Пятнадцатого ноября «Дойче Райхсанцайгер» опубликовал следующее сообщение: «Неоднократные тщательные осмотры не оставили врачам сомнений, что в случае Его Кайзерского Величества кронпринца речь идет не о чем ином, как о раке гортани. Врачи рассматривают несколько вероятных методов лечения, и Его Величество в должной мере осведомлен о каждом. Ему была рекомендована операция трахеотомии, как только назреет ее необходимость. Подлинник подписали Морелл Маккензи, Шреттер, Шрадер, Краузе, Моритц Шмидт, Марк Ховелл».
В Германии и остальном мире поднялось необычайное волнение. Немецкие врачи восприняли эту новость как спасение для своей чести. Однако они заблуждались, думая, что настал конец бессмысленному противостоянию и клевете.

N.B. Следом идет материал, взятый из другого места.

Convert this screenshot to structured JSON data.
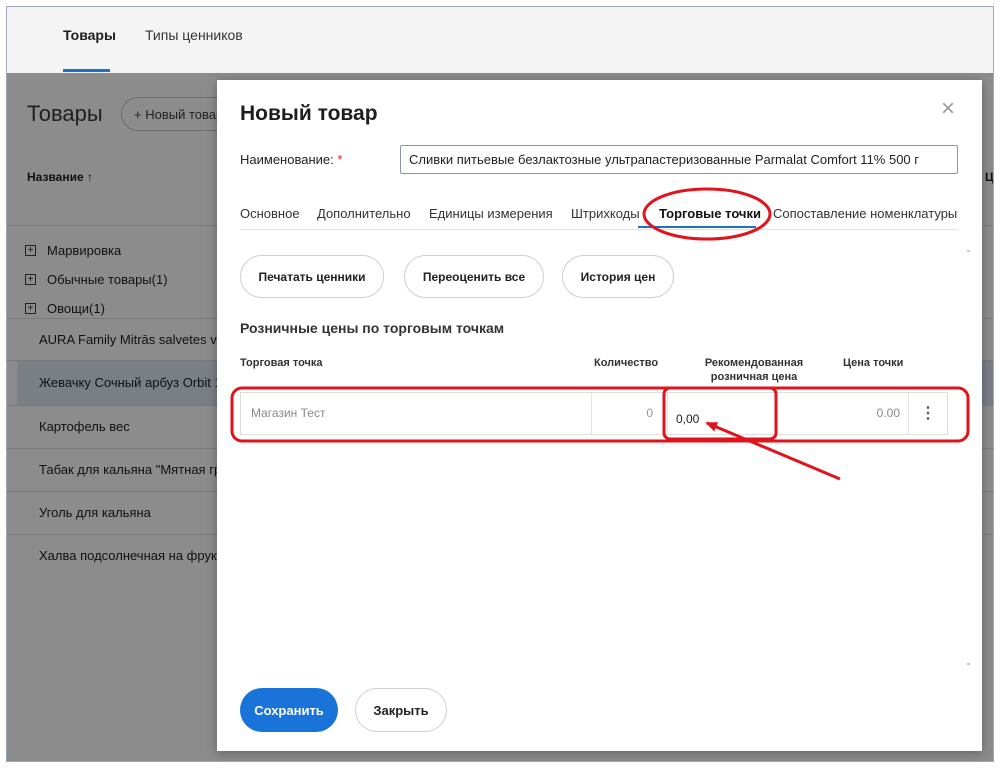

Они недооценили своенравия кронпринцессы, и они недооценили упрямства, с которым Маккензи пытался выпутаться из лабиринта, в котором он оказался заперт по собственной вине, чтобы только еще раз привлечь прессу на свою сторону, чтобы только еще лишь однажды одержать победу над ненавистными немцами, все равно какими средствами и какой ценой. В минуты страха перед ответственностью он был готов согласиться на условие Шреттера и Шмидта: когда кронпринцу потребуется дыхательная трубка, Бергман незамедлительно приедет в Сан-Ремо. Также они условились о том, что в Италию будет вызван Браман, тогдашний ассистент Бергмана, на случай если возникнет опасность удушения и Бергман не сможет явиться своевременно. Неохотно на это согласилась и кронпринцесса, после чего Шреттер и Шмидт уехали. Она заставила их пообещать, что рак ее мужа не станет достоянием общественности.
Когда перед ее глазами предстала та заметка – никто так никогда и не узнал, почему она была напечатана, – «кронпринцесса места не находила от возмущения». С того самого момента душевное состояние ее сделалось ужасным, болезненным, обнаруживающим начало безумия. Она оправилась от первого шока, связанного с диагнозом. Она принуждала Маккензи прибегнуть к новым уловкам, направленным на сокрытие фактов, хотя он сам уже ступил на этот путь. Он отыскал новые симптомы, которые были нетипичны для раковых заболеваний. Ему потребовалось немного времени, чтобы убедить кронпринца игнорировать вынесенный ему приговор и снова внушить ему отвращение к немецким врачам. Это выразилось в таких словах кронпринца: «Я доверяю Богу и сэру Мореллу Маккензи». Брамана, ассистента Бергмана, в Сан-Ремо ждал холодный прием. Ему дали почувствовать себя нежеланным гостем и всячески избегали его.
Уже через несколько недель Маккензи опроверг свое собственное предположение о раке. Седьмого января 1888 года «Бритиш Медикал Джорнал» опубликовал следующую статью: «С чувством величайшего удовлетворения сообщаем: из надежного источника нам стало известно, что симптомы, так взбудоражившие общественность в начале ноября, почти полностью исчезли». Это случилось за считанные дни до того, как кронпринц слег с сильными болями в гортани, лихорадкой и тяжелой одышкой. Напрасно Браман предлагал свою помощь. Он просил своевременно обратиться к Бергману, чтобы не пришлось делать разрез гортани в состоянии крайней необходимости, но получил суровый отказ.
В начале февраля одышка стала мешать сну кронпринца. Он сидел в постели, не в состоянии забыться. Все еще продолжались попытки остановить болезнь ледяными обертываниями. Тщетно. В ночь на восьмое февраля кронпринц подошел к постели своего камердинера. «Я больше не могу этого выносить! – прохрипел он. – Сделай мне шейный компресс». Ближе к вечеру следующего дня случился приступ удушья. Браман потребовал немедленно оповестить Бергмана. Это не было исполнено.
То была жуткая ночь. Ледяные обертывания не помогали. Рано утром перед Маккензи стоял обычно спокойный, добродушный, многое готовый стерпеть флигель-адъютант фон Кессель с пылающим от негодования лицом. Сквозь зубы он проговорил: «Если Вы сейчас же не позовете Брамана, я позабочусь о том, чтобы в скором времени Вы предстали перед военным трибуналом».